Throughout his 20s, Nieporent is taking it all in, planning for the day when he can open his own place. As is always the case with high-achieving types, the arrival of the opportunity looks like a roll of the dice on a risky proposition. But success is no stroke of luck. It’s the product of hard work before and after the chance arises. He sees an ad for a "lower Manhattan" restaurant space, 1,500 square feet for a bargain-rate $1,500 a month, and signs a 10-year lease without a clear conception of where he’s going to get the money he needs to build it out from scratch. But he swings it. To create Montrachet in his own style of French-influenced fine dining, he resolves "to strip away every pretense. Out with the snooty maitre d’ who metered out access to ‘good’ tables, the dress codes for guests, waiters in white jackets, the wildly inflated price tag." Rather, the "food, first, had to be amazing.
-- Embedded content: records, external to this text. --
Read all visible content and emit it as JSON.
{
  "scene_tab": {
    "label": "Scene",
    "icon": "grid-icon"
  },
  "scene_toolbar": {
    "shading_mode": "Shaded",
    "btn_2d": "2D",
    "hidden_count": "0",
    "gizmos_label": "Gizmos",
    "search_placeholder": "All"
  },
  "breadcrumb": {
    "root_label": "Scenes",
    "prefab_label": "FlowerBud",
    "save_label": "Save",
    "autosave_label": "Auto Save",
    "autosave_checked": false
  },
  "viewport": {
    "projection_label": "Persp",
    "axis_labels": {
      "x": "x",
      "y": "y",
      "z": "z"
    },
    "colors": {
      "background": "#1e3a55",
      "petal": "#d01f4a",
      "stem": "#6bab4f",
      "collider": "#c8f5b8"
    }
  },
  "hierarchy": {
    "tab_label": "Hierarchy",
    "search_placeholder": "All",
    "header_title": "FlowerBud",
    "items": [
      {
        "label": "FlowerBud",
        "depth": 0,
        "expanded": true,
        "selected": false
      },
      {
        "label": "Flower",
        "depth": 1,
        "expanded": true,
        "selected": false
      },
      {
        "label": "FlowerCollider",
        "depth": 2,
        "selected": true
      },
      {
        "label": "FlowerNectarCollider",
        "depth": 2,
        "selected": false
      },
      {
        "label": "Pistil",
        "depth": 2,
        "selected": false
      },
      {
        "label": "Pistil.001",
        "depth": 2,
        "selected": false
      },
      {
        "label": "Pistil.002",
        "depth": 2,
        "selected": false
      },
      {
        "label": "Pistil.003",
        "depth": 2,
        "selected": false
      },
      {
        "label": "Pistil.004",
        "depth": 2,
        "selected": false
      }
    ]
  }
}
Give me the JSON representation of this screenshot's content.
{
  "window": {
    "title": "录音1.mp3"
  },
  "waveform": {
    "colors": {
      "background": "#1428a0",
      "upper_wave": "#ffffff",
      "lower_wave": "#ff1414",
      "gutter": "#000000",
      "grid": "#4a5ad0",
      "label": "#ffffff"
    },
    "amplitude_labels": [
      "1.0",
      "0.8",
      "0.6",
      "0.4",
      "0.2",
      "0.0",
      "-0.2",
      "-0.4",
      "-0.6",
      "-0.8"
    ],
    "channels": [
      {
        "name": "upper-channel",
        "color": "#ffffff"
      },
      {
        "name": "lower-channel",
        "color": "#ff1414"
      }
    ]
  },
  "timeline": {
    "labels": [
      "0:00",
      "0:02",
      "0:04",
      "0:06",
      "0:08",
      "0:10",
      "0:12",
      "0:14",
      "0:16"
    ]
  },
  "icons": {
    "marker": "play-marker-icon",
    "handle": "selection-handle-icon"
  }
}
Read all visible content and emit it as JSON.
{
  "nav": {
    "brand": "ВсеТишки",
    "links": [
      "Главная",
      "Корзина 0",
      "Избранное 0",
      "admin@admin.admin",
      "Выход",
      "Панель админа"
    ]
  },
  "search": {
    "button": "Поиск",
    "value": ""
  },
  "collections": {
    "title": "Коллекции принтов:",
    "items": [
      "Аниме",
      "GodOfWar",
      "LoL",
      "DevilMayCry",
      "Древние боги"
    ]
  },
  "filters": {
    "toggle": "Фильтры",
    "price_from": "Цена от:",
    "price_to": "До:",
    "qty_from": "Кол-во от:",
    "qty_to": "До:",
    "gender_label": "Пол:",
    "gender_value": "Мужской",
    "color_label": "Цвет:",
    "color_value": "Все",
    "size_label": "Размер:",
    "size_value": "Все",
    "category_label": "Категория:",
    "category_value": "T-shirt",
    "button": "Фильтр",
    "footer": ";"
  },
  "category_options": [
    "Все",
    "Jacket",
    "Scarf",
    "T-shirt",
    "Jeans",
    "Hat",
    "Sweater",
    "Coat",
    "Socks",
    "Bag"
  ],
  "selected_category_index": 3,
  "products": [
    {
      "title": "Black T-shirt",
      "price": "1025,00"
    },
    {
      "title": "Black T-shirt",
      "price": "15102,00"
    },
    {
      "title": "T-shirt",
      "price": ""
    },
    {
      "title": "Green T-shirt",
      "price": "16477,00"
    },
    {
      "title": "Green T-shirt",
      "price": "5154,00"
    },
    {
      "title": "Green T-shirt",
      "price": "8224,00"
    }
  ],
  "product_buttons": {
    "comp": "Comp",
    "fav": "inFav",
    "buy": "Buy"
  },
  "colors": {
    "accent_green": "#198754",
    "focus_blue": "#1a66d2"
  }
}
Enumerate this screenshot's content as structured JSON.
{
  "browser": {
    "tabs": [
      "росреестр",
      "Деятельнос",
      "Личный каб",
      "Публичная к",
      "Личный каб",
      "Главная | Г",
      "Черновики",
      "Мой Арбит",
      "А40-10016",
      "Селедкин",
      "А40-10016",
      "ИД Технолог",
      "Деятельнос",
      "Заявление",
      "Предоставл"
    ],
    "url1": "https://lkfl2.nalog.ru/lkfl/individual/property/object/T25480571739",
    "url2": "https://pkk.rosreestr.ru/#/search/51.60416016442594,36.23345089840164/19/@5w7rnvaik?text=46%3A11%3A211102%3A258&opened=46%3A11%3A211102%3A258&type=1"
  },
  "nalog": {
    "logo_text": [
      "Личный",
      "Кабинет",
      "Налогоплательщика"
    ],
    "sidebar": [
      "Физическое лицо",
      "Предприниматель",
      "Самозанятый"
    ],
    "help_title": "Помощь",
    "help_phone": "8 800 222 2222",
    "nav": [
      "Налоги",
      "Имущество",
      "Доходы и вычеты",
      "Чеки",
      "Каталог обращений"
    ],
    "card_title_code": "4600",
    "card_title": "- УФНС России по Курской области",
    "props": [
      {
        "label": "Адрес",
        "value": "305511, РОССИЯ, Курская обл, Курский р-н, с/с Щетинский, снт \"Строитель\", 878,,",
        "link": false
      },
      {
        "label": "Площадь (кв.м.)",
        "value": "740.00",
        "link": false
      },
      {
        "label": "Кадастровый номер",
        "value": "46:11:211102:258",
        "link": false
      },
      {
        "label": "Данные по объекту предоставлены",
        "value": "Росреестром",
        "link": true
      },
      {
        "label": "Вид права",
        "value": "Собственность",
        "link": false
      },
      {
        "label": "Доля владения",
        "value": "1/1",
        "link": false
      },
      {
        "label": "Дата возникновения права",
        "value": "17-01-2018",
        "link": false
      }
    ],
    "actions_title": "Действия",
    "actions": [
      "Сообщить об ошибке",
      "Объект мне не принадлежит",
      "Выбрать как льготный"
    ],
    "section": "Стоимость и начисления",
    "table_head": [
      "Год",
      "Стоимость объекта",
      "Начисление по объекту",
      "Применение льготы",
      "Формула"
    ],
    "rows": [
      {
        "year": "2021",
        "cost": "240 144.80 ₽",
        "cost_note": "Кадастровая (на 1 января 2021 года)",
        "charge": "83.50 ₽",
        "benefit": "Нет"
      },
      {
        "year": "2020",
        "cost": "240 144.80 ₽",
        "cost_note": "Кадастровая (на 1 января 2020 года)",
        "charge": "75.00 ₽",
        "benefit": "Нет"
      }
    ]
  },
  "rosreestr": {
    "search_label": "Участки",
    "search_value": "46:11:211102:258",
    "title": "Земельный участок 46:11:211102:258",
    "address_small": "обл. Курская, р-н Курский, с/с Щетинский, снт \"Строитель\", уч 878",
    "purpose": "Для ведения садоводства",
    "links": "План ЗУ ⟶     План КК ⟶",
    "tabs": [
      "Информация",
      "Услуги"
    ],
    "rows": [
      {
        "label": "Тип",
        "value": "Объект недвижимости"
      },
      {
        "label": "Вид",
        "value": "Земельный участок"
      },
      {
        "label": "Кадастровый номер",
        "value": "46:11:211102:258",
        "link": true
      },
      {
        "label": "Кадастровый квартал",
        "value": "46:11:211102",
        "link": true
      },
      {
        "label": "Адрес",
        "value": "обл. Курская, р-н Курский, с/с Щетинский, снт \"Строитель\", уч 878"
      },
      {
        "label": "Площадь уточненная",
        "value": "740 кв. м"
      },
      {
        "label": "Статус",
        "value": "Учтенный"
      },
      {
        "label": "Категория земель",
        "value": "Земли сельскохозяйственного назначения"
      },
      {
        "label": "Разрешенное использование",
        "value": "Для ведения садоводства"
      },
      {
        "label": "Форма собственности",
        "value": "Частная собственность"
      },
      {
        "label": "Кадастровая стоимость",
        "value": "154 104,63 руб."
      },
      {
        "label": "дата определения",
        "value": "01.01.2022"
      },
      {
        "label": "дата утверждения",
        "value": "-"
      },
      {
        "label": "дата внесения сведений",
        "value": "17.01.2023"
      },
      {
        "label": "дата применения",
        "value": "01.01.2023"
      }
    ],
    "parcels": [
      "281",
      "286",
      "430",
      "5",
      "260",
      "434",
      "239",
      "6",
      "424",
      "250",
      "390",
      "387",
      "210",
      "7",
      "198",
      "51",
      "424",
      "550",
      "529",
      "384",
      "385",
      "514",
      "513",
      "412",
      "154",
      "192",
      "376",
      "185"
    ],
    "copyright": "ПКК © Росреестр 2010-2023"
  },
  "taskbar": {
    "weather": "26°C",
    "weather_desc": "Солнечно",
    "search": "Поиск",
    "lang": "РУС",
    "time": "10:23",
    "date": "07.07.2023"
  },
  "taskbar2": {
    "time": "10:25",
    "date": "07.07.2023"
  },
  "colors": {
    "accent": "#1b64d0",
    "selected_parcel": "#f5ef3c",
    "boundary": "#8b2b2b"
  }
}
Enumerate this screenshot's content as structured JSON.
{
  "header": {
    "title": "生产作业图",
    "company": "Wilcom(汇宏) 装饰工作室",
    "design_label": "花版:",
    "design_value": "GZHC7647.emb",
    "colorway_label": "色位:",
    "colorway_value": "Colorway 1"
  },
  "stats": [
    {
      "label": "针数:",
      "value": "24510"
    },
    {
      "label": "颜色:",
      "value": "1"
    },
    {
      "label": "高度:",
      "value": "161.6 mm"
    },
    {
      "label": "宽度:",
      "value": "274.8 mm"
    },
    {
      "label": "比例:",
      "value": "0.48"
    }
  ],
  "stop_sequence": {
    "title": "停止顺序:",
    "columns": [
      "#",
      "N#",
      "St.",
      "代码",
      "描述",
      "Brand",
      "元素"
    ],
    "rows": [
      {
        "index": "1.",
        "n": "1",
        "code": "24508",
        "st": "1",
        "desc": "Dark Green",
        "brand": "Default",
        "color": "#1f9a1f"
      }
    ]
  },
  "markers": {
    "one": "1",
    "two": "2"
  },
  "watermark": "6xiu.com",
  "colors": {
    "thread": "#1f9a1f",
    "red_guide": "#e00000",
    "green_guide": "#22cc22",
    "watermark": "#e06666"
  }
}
The service did, too, but not in the pretentious, exclusionary style of the Le’s and La’s. The menu would be written in English, not French, and unlike most French restaurants … I’d offer good value for the money." So he did.
Forty years later comes I’m Not Trying To Be Difficult. Oddly, from the book itself, it's hard to know what to make of its title. Nieporent doesn’t present many scenes in which he comes off as all that difficult. That can’t be true to life, though. Strivers at his level of success are always difficult, and they always have a hard time seeing themselves as anything other than completely reasonable.
Still, the challenges were many, not all of them easily surmounted. The New York City marathon he ran in just over four hours in 1983 probably gave him a self-sense of fitness persisting long after it expired. On page 179 he’s "pushing three hundred pounds." By page 196, he’s up close to 335. A health reckoning is coming.
Having survived it, he pauses here to reflect on how he ever managed to reach such girth. His guileless answer is a measure of the largeness of the man: "The struggle is, simply put, that I love food more than arguably anything else on this earth."
I’m Not Trying To Be Difficult: Stories from the Restaurant Trenches
by Drew Nieporent with Jamie Feldmar
Grand Central, 296 pp., $30
Tod Lindberg is a senior fellow at the Hudson Institute.